Krieg lässt russischen Schmuckmarkt wieder erstrahlen
Das Geld aus dem Krieg fließt in die unwahrscheinlichsten Ecken der russischen Wirtschaft. Da die Familien der Soldaten in der Heimat das Geld aus den hohen Gehältern ihrer Angehörigen ausgeben wollen, werden die Einzelhandelsumsätze mit Schmuck in diesem Jahr um mindestens 15-20 % steigen, so die vom Kommersant erhobenen Zahlen.
- Der Schmuckumsatz in Russland wächst das zweite Jahr in Folge mit zweistelligen Raten. Im Jahr 2023 wuchs der Markt um 18 %. Für dieses Jahr prognostiziert Infoline Analitika ein Wachstum von 15,6 %, während mehrere Einzelhändler ein Wachstum von fast 20 % erwarten.

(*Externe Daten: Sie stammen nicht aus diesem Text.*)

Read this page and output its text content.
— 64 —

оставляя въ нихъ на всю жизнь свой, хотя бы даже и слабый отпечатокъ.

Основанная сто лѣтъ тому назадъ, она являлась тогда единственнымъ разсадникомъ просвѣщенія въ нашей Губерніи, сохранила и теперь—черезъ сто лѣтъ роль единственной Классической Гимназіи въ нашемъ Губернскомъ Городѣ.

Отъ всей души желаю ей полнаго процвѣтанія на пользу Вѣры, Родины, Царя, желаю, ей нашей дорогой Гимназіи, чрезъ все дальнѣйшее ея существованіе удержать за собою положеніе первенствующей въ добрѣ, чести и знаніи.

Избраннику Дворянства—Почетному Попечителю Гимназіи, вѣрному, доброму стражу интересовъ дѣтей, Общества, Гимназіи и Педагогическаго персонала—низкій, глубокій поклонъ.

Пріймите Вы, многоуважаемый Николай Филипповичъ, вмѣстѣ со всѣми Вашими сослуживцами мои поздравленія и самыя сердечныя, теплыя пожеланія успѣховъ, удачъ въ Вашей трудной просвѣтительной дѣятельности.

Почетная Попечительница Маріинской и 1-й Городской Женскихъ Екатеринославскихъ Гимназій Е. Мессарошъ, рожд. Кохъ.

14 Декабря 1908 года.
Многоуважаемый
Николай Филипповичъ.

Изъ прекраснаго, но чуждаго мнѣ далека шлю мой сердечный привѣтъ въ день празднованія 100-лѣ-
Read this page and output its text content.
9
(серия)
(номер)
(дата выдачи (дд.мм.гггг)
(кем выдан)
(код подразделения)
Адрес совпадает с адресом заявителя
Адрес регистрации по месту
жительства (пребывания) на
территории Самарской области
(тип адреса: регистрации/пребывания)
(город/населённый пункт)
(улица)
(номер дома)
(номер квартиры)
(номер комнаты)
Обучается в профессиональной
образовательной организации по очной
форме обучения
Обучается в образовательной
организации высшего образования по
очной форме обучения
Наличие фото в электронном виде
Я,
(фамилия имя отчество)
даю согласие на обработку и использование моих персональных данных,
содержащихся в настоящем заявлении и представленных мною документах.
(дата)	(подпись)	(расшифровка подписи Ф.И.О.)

Die Einzelhandelskette Sokolov meldete für das erste Quartal einen Umsatzanstieg von 32,8 % im Vergleich zum Vorjahr.
- Ein Teil dieses Wachstums ist auf die gestiegenen Preise für Edelmetalle zurückzuführen, ein anderer Teil auf den Aufstieg von Handelsketten, aggressives Marketing, verbesserte Online-Verkäufe und die Verbreitung von Zahlungsplänen. Aber das ist nicht das ganze Bild.
- Ein wichtiger Grund für die neue Nachfrage sind Investitionskäufe. Schließlich ist es einfacher, eine Goldkette zu kaufen als einen Goldbarren, sagen Experten. Und dieses Wachstum wird von "den Familien der Teilnehmer an der militärischen Sonderoperation in der Ukraine angetrieben, die die Möglichkeit haben, Schmuck zu kaufen", sagte Wladimir Zboikow, Geschäftsführer der russischen Juweliergilde, dem Kommersant.
- Eine weitere Gruppe, die auf dem heimischen Markt kauft, sind Russen, die zuvor auf Reisen westliche Marken gekauft haben. Die Tatsache, dass das Wachstum von diesen beiden Kundengruppen ausgeht, dürfte bedeuten, dass der Markt noch einige Zeit weiter wachsen wird, so Zboikov.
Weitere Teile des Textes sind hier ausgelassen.